Molybdenum has a number of medical uses, most of which are related to its role as a cofactor for enzymes involved in the metabolism of drugs and toxins. Some of the medical uses of molybdenum include:
Future research on molybdenum and health is likely to focus on understanding the mechanisms by which molybdenum affects various metabolic processes in the body, and on identifying new medical uses for molybdenum. Some potential areas of research include:
Overall, molybdenum is an essential trace mineral that has a number of important roles in the body, and future research is likely to reveal new insights into the mechanisms by which molybdenum affects health and new medical uses for this mineral.
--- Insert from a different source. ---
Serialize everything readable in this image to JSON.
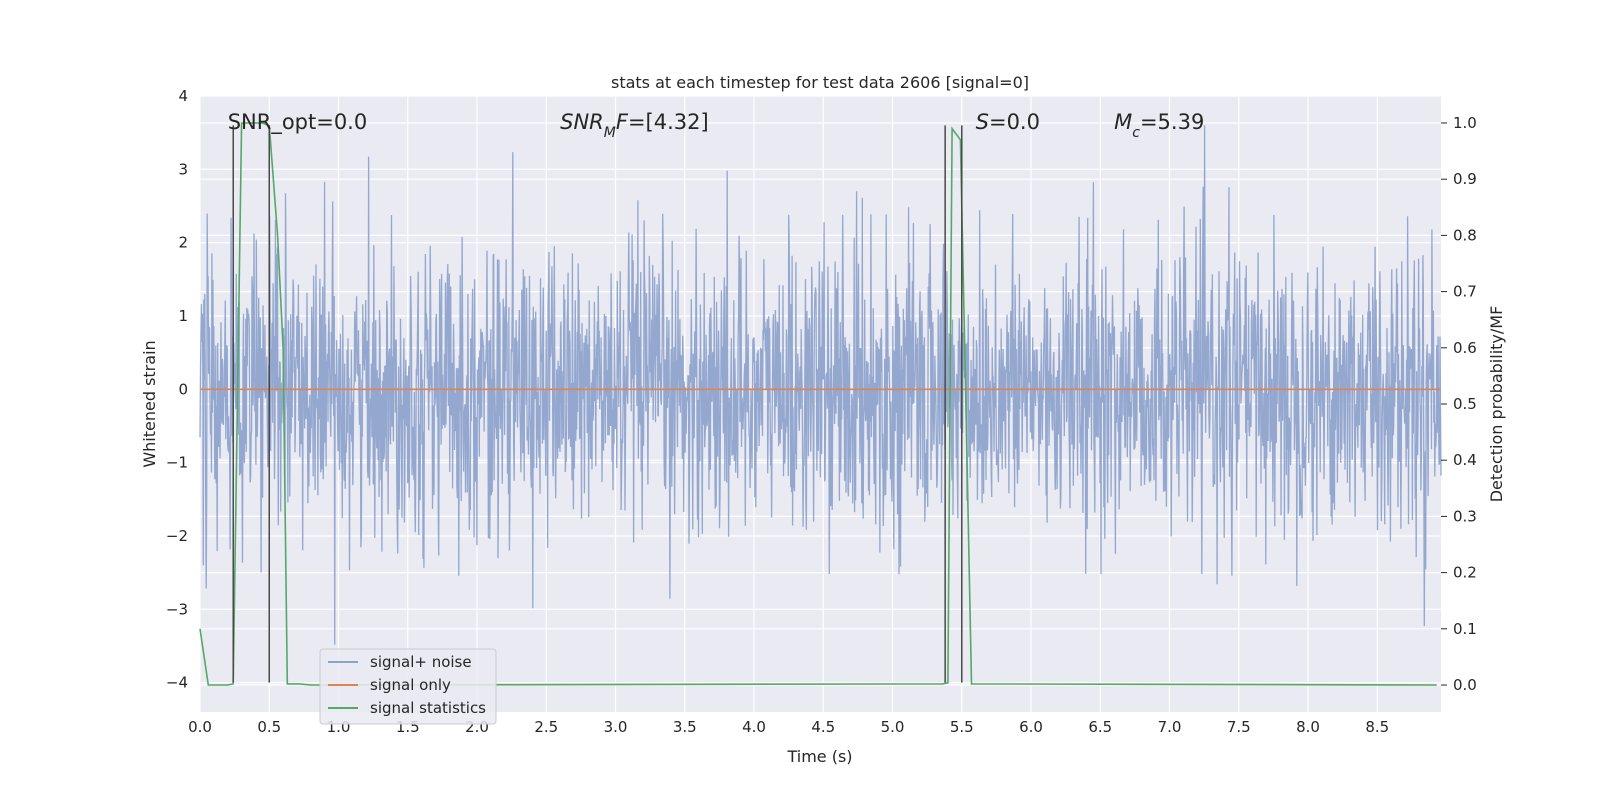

StamiLyte has around 0.001 milligrams per litre natural ionic Molybdenum per serving (5ml in 500ml water) which equates to 1 microgram per litre per serving.
The Recommended Dietary Allowance (RDA) for molybdenum is the average daily intake level that is sufficient to meet the nutrient requirements of nearly all healthy individuals. The RDA for molybdenum varies depending on age and gender. The following are the RDAs for molybdenum set by the National Institutes of Health (NIH) in the United States:
It’s worth noting that these RDAs are based on the average requirements of healthy individuals, and that some individuals may require more or less molybdenum depending on their health status and other factors. It’s always best to consult with a healthcare professional to determine an appropriate intake of molybdenum for your specific needs.
It’s also worth noting that the RDA for molybdenum are based on the average requirement and a balanced diet that includes a variety of foods should be enough to provide the amount of molybdenum needed by the body.